Изменить размер шрифта - +
Алехандро Вергара обращает внимание на автопортрет 1631 г. (художнику двадцать пять лет), в котором Рембрандт изображает себя одним из трех волхвов с картины Рубенса. Вряд ли сопоставление убедительно, но верно одно: Рембрандт пожелал предстать вельможным и самодовольным, это не художник, а вельможа; он облачен в дорогой плащ, атласный кафтан, богатый тюрбан, вальяжно опирается на трость — угадать в самоуверенном богаче будущего автора портретов нищих евреев невозможно. Странную ноту вносит персонаж на первом плане «Автопортрета в восточном костюме» (1631, Париж, Пти Пале): у ног вельможи сидит пудель, вжавший голову в плечи, точно проситель перед богатым домом, так что в целом холст выглядит как классическое memento mori. Кстати, Исаак де Йодервиль, копируя автопортрет Рембрандта в 1633 г. — время недолгой славы, его вещи копируют! — не воспроизвел пришибленную собаку. Рембрандт, как показал анализ холста, добавил собаку, когда уже закончил картину: возможно, на тот момент, когда писалась копия, собаки и не было. Можно понимать холст Рембрандта как предчувствие судьбы — но, скорее, это врожденный такт человека — не обольщаться богатством, помнить, что все относительно. Вергара также указывает на вещь 1635 г., в которой Рембрандт себя рисует в виде «Блудного сына в таверне» — это подзаголовок известнейшего «Автопортрета с Саскией на коленях». Здесь также очевидно влияние Рубенса, но любопытно иное: биография будущего затворника даже на пике карьерного успеха и во время признания и бражничества словно расписана на годы вперед. Невозможно написать себя как блудного сына и не знать о том, чем кончится история этого гуляки; однажды гуляка разорится и вернется в отчий дом в рубище. В сущности, так с Рембрандтом и случилось, его краткий коммерческий успех завершился одиночеством и банкротством и великие картины были созданы им в нищете. Таким образом, мы знаем, что «Возвращение блудного сына» — это тоже автопортрет, подводящий итог биографии, доводящий ее до логического завершения.

 

2

Вестфальский мир завершил не только Тридцатилетнюю войну (и Восьмидесятилетнюю войну между Испанией и Нидерландами), но и череду религиозных войн, отменил пафос Контрреформации и Реформации; главное же — надолго отложил идею Священной Римской империи. Разделенная, согласно договору, на триста пятьдесят пять государств, Европа вместе с утратой объединения политического обнаружила, что общего понимания прекрасного не существует. Мюнстерское и Оснабрюкское соглашения опровергли усилия итальянских академий: лучшей иллюстрации для разрушения Вавилонской башни и смешения языков не придумать. Последние усилия по утверждению общей эстетики — доктрины Болонской академии, идеология Караваджо, мифология Рубенса остались в довестфальском прошлом.

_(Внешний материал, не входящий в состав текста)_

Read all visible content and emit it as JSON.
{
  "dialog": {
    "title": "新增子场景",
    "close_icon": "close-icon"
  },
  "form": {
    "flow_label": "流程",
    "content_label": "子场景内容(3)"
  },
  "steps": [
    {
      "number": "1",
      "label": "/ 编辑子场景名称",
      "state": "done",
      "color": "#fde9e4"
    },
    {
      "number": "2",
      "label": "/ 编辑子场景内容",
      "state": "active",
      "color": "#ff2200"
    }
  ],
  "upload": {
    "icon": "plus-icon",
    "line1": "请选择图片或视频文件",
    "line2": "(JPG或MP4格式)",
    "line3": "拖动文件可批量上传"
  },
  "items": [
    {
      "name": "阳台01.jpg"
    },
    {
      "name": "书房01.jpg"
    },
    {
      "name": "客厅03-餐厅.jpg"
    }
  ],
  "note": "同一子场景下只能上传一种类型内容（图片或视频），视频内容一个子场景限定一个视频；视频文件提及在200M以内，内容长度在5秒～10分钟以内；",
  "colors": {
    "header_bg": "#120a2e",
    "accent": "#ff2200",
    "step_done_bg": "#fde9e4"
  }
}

Нимфы и сатиры Рубенса и правила Гвидо Рени (взявшего бразды Болонской академии после Карраччи) для голландского бюргера не являлись паролем прекрасного; образчик ценного — разумеется, но не пример справедливого и благого. Сообщить нечто непреложное через изображение триумфа Галатеи купцу из Гааги невозможно. Еще вчера ганзейский торговец обязан был понимать эстетическое лингва франка — но Мюнстерское соглашение освободило его от культурной повинности. Независимые национальные страны, утвердившие права невмешательства в дела суверенного государства, фактически утвердили границы понимания прекрасного. То, что прекрасно для католической королевской Испании, не является таким в протестантской республиканской Голландии; а то, что нравится свите Бурбонов, может не понравиться при английском дворе. Если понимать идею красоты в ее предельном, платоновском смысле (Ренессанс приучил европейскую эстетику видеть вопрос так), то следует видеть в идеале прекрасного ту сверхидею, которая объединяет в себе все, в том числе понимание истории, понимание веры и социальной морали.